UF neuroscientist, Dr. Karina Alviña who specializes in the neurobiology of stress, takes part in newly released review from the Journal of Neuroscience Research on the long terms effects of stress on hippocampal function, specifically with emphasis on early life stress paradigms and potential involvement of neuropeptide Y.
Alviña says, “this research opens many possibilities to further understand how our brain deals with stressful stimuli, which are common to all of us.”
Neuropeptide (NPY) is responsible for stimulating food intake and known for causing a craving for carbohydrates particularly. With the brain being the central point in both stress responses and/or lack thereof, the research aims at finding mechanisms by which stress can exert its detrimental effects on neurotransmission.
The hippocampus is a major target of stress mediators and plays an essential role in memory encoding and retrieval, functions that are vulnerable to stress. Specific hippocampal circuits analyzed in the research are important in maintaining the excitation/inhibition balance, influenced by the production of neuropeptide Y (NPY). Using rodent models of early life stress (ELS), this study examines NPY’s as role in mediating stress-induced changes in hippocampal function.

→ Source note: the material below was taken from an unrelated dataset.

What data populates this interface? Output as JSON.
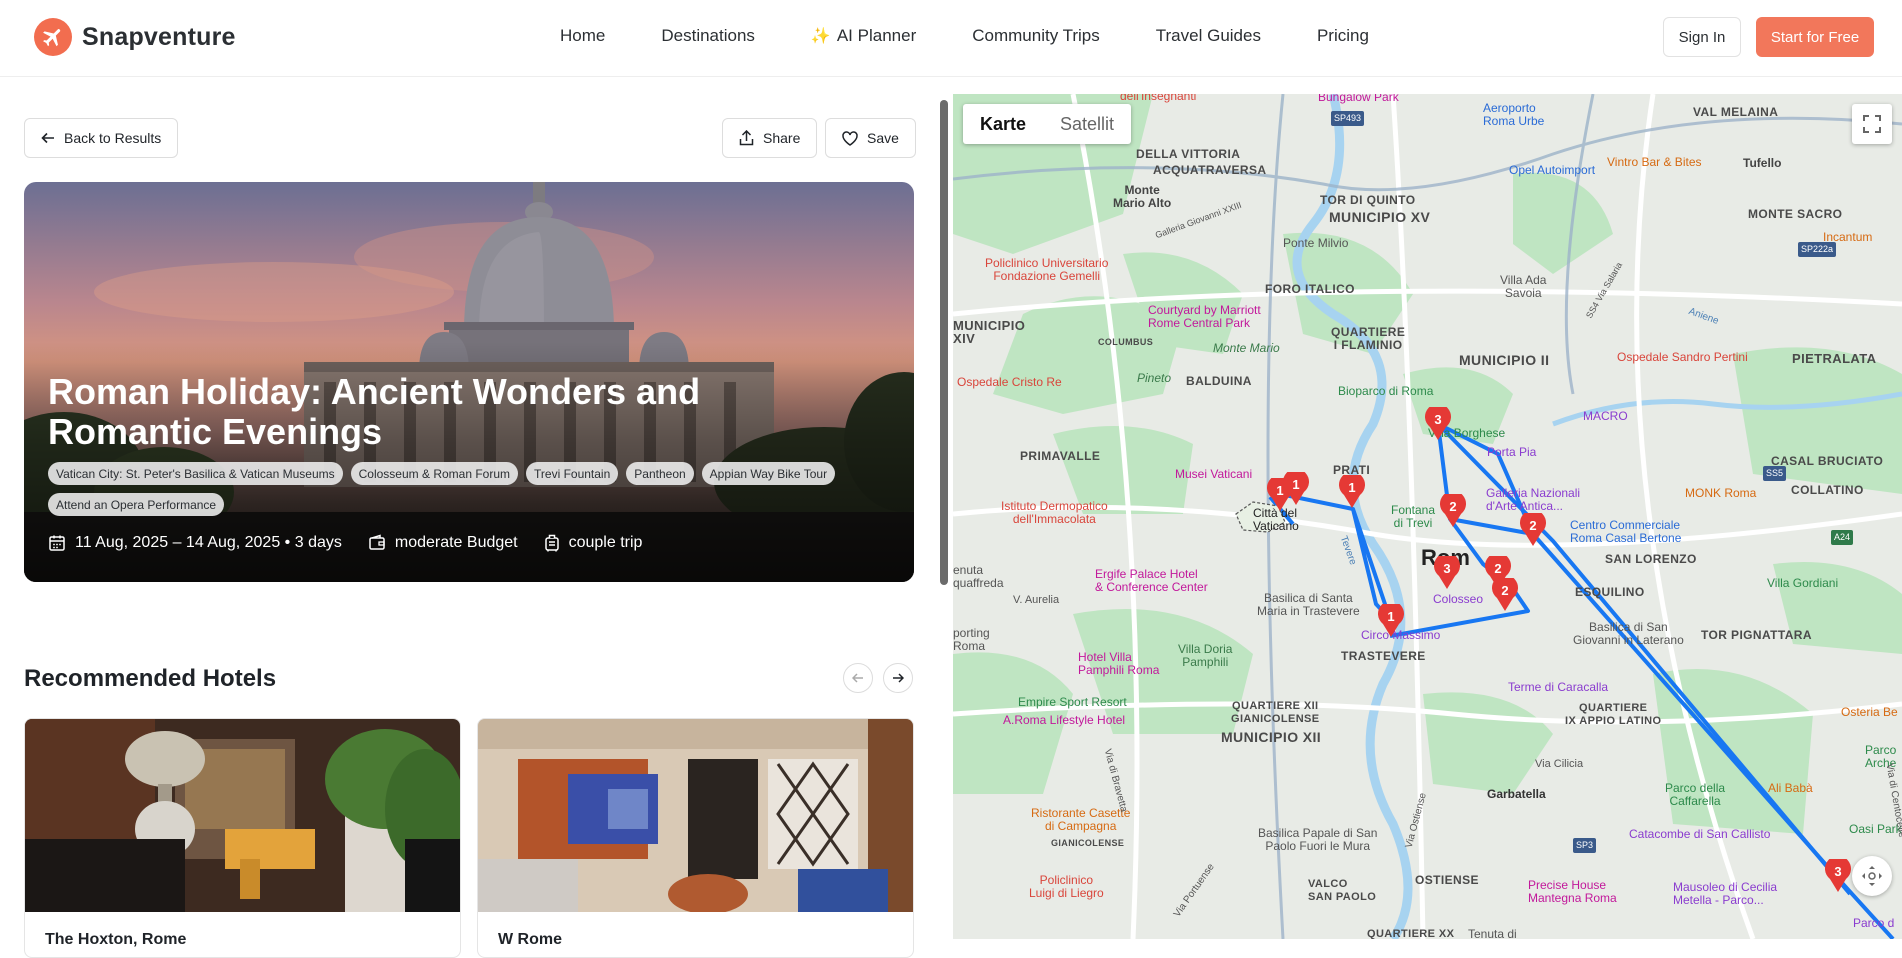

Alviña further explains this significance saying, “what is exciting is that these cells are already involved in counteracting deleterious epileptic activity in the hippocampus, and we reviewed extensive literature that supports the idea that similar mechanisms can confer resistance to stress.” This is important when studying these “resilience molecules” (for example, NPY) that could be “potentially used as therapeutic avenues to prevent or diminish the nefarious effects of stress,” notes Alviña.
Findings suggest long-lasting effects of ELS might stem from the loss of given NPY cells, which may then lead to various behavioral deficits.
Alviña says the importance of this research to the general public lies in the fact that “everyone is exposed to stress in different forms and degrees.” She explains, “stress can trigger and/or exacerbate many neuropsychiatric and neurological conditions. Therefore, it is important to know how our brain responds to these challenges so we know what mechanisms and pathways can be used as possible therapeutics.”
Alviña looks forward to understanding more about how the brain handles stress. In today’s time specifically, Alviña says this research is “even more relevant now when people are dealing with chronic stress and uncertainty due to the COVID19 pandemic.”